The paper’s third stylized fact moves from studying credit price levels to analyzing credit risk premia. CDS Sharpe ratios line up monotonically in the leverage and maturity dimensions. Holding maturity fixed, Sharpe ratios are highest for low leverage CDS and gradually decline as leverage rises. Differences in average CDS returns are nearly completely explained by heterogeneity in their exposures to the three common factors in the CIV surface.

Implications for practitioners

Given these three stylized facts, the paper proposes a structural model that prices the joint behavior of individual firms. In particular, firm leverage, maturity, and exposure to a two aggregate state variables (stochastic volatility and stochastic crash probability) capture the cross-sectional heterogeneity and time series dynamics in the panel of credit spreads. The paper’s estimated model seeks to formalize the intuition that large crash risk is necessary to match the high CIV values observed for firms with leverage below 20%.

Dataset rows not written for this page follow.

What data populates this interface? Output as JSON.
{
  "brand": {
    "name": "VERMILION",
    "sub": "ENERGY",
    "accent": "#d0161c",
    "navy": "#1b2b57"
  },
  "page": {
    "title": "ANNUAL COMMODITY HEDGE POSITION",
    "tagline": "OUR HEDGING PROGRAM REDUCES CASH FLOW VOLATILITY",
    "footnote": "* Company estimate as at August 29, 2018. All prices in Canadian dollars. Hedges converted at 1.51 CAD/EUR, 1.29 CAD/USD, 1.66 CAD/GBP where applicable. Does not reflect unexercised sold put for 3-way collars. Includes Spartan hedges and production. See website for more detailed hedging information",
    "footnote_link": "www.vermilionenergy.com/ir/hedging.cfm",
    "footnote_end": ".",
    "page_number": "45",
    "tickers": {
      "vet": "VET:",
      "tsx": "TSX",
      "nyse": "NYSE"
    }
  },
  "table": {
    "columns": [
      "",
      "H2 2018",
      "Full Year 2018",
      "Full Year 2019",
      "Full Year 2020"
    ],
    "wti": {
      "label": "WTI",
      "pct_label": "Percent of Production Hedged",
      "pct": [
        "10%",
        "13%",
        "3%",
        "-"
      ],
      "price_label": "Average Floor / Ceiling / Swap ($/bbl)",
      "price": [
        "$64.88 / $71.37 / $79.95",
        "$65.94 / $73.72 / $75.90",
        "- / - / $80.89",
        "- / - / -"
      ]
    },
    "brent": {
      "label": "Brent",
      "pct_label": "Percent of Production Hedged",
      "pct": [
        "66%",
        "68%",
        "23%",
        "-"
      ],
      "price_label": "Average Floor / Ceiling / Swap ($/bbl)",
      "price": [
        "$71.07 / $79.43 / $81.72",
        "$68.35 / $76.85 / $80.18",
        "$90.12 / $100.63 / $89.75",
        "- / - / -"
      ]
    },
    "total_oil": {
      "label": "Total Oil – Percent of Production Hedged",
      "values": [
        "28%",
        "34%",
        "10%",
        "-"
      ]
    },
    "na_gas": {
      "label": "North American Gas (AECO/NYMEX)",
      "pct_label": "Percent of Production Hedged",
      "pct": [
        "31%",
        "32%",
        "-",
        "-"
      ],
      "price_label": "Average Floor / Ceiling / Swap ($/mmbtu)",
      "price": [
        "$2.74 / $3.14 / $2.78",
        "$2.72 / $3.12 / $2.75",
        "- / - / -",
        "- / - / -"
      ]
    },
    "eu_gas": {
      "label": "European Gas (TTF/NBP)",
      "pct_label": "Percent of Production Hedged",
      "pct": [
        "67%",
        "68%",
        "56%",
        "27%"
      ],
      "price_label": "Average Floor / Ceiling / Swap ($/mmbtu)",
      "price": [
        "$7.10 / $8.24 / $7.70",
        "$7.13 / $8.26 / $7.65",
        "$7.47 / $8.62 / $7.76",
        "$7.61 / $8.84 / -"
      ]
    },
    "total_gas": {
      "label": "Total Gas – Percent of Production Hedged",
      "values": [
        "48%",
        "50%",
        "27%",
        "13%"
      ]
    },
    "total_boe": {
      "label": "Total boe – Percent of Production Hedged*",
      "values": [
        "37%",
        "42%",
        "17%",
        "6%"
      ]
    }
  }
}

According to the authors, the paper has important implications for practitioners. The paper seeks to identify a small number of common sources of variation in spreads, which provide a convenient summary of risk exposure in credit portfolios.

The paper’s CIV surface may be useful in choosing credit portfolio allocations and for hedging credit surface exposures. It also provides a simple means for stress testing credit portfolios against aggregate shocks by considering portfolio sensitivity to hypothetical shifts in the level, moneyness slope, and term structure slope of the CIV surface. According to the authors, most importantly, because the CIV surface is constructed only from observable spreads and the Merton model, the authors believe it is simple to construct and visualize, making it easy to monitor common risks in the cross section of credits.

Footnotes

1. Formerly post-doctoral research fellow at University of Chicago, in which capacity he co-authored the paper.